"I was walking down a winding path, through the thickness of the woods, when out from the treescape came a man, of a mature age. His face, caked in sweat and dotted in dirt, was of urgency. He pleaded to me and unwound for me the events which had brought him before me at this moment. A child, his precious one, had been with him as they traveled, but had slipped from his sight at a moment that he was not sure of. He had followed the traces of his gem to a cavern not far away, only to hear a source of immense roaring and aggressive howling. He beckoned to me with haste, for my hand in helping to return to this cavern, the homestead of some forest creature, in order to save what he adores more than coin, drink or warmth. His manners showed him to be nervous, and indeed he was, I do still believe. As I made passage through, with wits about me, to the painting of which he was the artist of, I instead did not find his jewel, at least not in the prescribed situation. Instead the boy was at the mouth of this cavern, beside a gathering of men and a woman. Before my senses could realign I felt the touch of bluntness and forest on the back of my skull.
I woke again some time later, to my head splitting and dizziness bringing my stomach to churn. My skin feeling the chill of rock as my cloaks had been taken from me, leaving me only my most intimate of cloths. When my eyes adjusted from the whirling lights, my mind had created, I could see the boy among some men and the woman, pillaging through my properties and removing my trinkets and weapons, spilling them to the floor and their voices growing shrill with excitement from the gold and silver for which I had been with. Two men closer to my self were beside a small fire, of which they tended the life of, growing it.

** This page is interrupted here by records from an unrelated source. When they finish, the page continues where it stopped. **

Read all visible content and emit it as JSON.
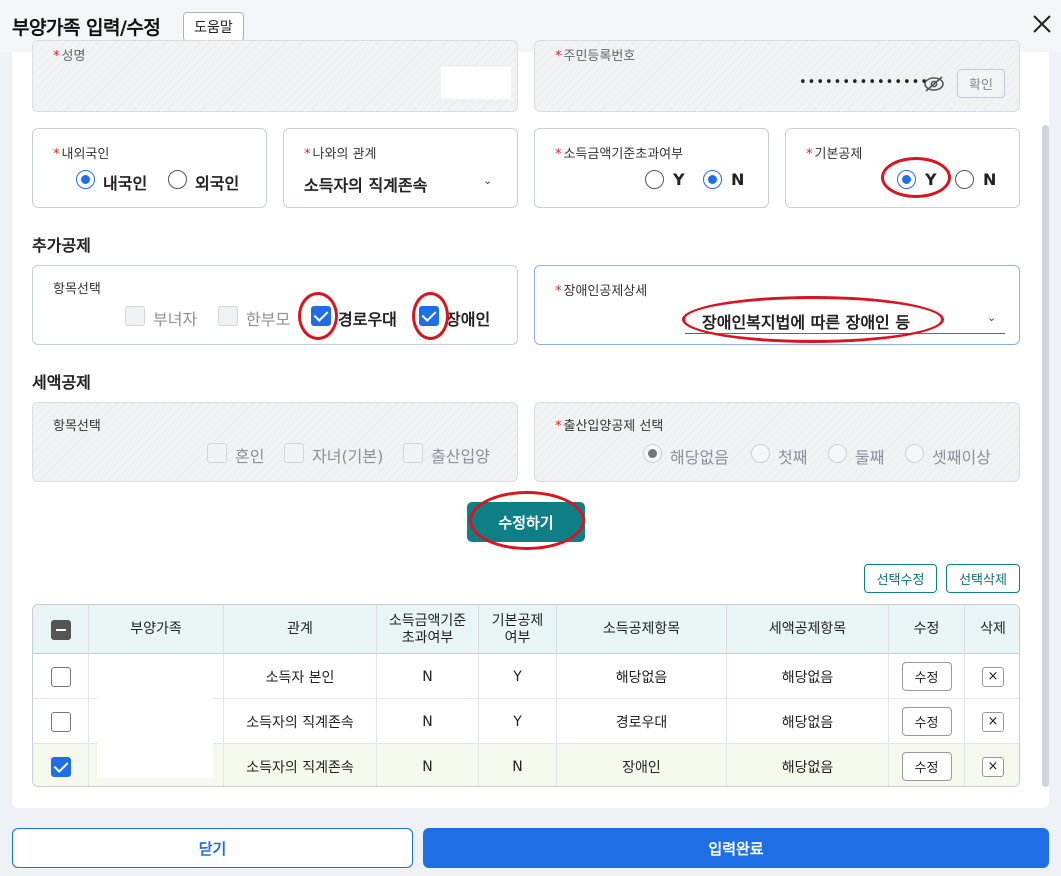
{
  "header": {
    "title": "부양가족 입력/수정",
    "help_label": "도움말"
  },
  "top_fields": {
    "name_label": "성명",
    "rrn_label": "주민등록번호",
    "rrn_masked": "•••••••••••••••",
    "confirm_label": "확인"
  },
  "nationality": {
    "label": "내외국인",
    "options": [
      "내국인",
      "외국인"
    ],
    "selected": "내국인"
  },
  "relation": {
    "label": "나와의 관계",
    "value": "소득자의 직계존속"
  },
  "income_exceed": {
    "label": "소득금액기준초과여부",
    "options": [
      "Y",
      "N"
    ],
    "selected": "N"
  },
  "basic_deduction": {
    "label": "기본공제",
    "options": [
      "Y",
      "N"
    ],
    "selected": "Y"
  },
  "extra_deduction": {
    "section_title": "추가공제",
    "items_label": "항목선택",
    "items": [
      {
        "label": "부녀자",
        "checked": false,
        "disabled": true
      },
      {
        "label": "한부모",
        "checked": false,
        "disabled": true
      },
      {
        "label": "경로우대",
        "checked": true,
        "disabled": false
      },
      {
        "label": "장애인",
        "checked": true,
        "disabled": false
      }
    ],
    "disability_detail_label": "장애인공제상세",
    "disability_detail_value": "장애인복지법에 따른 장애인 등"
  },
  "tax_credit": {
    "section_title": "세액공제",
    "items_label": "항목선택",
    "items": [
      {
        "label": "혼인",
        "checked": false
      },
      {
        "label": "자녀(기본)",
        "checked": false
      },
      {
        "label": "출산입양",
        "checked": false
      }
    ],
    "birth_label": "출산입양공제 선택",
    "birth_options": [
      "해당없음",
      "첫째",
      "둘째",
      "셋째이상"
    ],
    "birth_selected": "해당없음"
  },
  "actions": {
    "submit_label": "수정하기",
    "edit_selected_label": "선택수정",
    "delete_selected_label": "선택삭제"
  },
  "table": {
    "headers": [
      "부양가족",
      "관계",
      "소득금액기준 초과여부",
      "기본공제 여부",
      "소득공제항목",
      "세액공제항목",
      "수정",
      "삭제"
    ],
    "header_income_1": "소득금액기준",
    "header_income_2": "초과여부",
    "header_basic_1": "기본공제",
    "header_basic_2": "여부",
    "rows": [
      {
        "checked": false,
        "relation": "소득자 본인",
        "exceed": "N",
        "basic": "Y",
        "income_item": "해당없음",
        "tax_item": "해당없음",
        "edit": "수정",
        "delete": "×"
      },
      {
        "checked": false,
        "relation": "소득자의 직계존속",
        "exceed": "N",
        "basic": "Y",
        "income_item": "경로우대",
        "tax_item": "해당없음",
        "edit": "수정",
        "delete": "×"
      },
      {
        "checked": true,
        "relation": "소득자의 직계존속",
        "exceed": "N",
        "basic": "N",
        "income_item": "장애인",
        "tax_item": "해당없음",
        "edit": "수정",
        "delete": "×"
      }
    ]
  },
  "footer": {
    "close_label": "닫기",
    "done_label": "입력완료"
  },
  "colors": {
    "primary": "#1e6ee6",
    "teal": "#0f7f86",
    "annotation_red": "#d7141f"
  }
}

While they did their labor I could hear them discussing, in a most calm and normal manner, about what spices might be most desirable to mix with my succulent elven flesh. I waited my moments, feeling my muscles come back to my authority, and focusing on bringing my skewed mind back to my side. I stood with all the strength I had to muster, and as I did, my grip tightened on the rocky earth, on which I had been laid. As I stood to my height, still smaller than the two, they turned towards me, granting me their attention. Their faces like that of smug swines, smiling at the meal as it is brought to the trough, were divided, as the first man felt my fist, and the sturdy rock for which I had gripped into it, the rock which my palm had rested upon as my fate lay out of my hands. The second man had only the time to gain the acknowledgement of the others as they turned to bear witness to the loss of his eyes and his jaw bone as I altered his face, feeling the fury in my soul, betrayed by ones I thought to help. I was the fool for coming, but they are the fools for keeping me. The audience broke up as the men came for me, and the woman's face developed a stern scowl, which not only reflected her anger and dismay, but the fear she had found in bringing me in. The boy is the only one who ran, and was the only one, to the best of my knowledge, who will be left to tidy their cavern.
More than the betrayal, and the intentions to prey upon and curse those with generosity in their hearts, it is their faces and bodies that bother me. Well fed and happy folks were these monsters who lived as savages. I have met many of those souls who hold virtue in their hearts but know only of suffering. Over these decades I witness this more and more, and as time grows, my impatience does. Perhaps, living as a family as they were, with one anothers' best intentions in mind, they found their own form of goodness, that did not extend itself to anyone beyond them. The way the last man had regained his footing and bearings to try and stop my last blows upon that wretch and her cranium, truly his spirit was in his action, though clearly he was far too incompetent to stop me, doubly so as pieces of his cheek and collarbone had already decorated my skin when he returned for my wrath. I wish to speak with my teacher."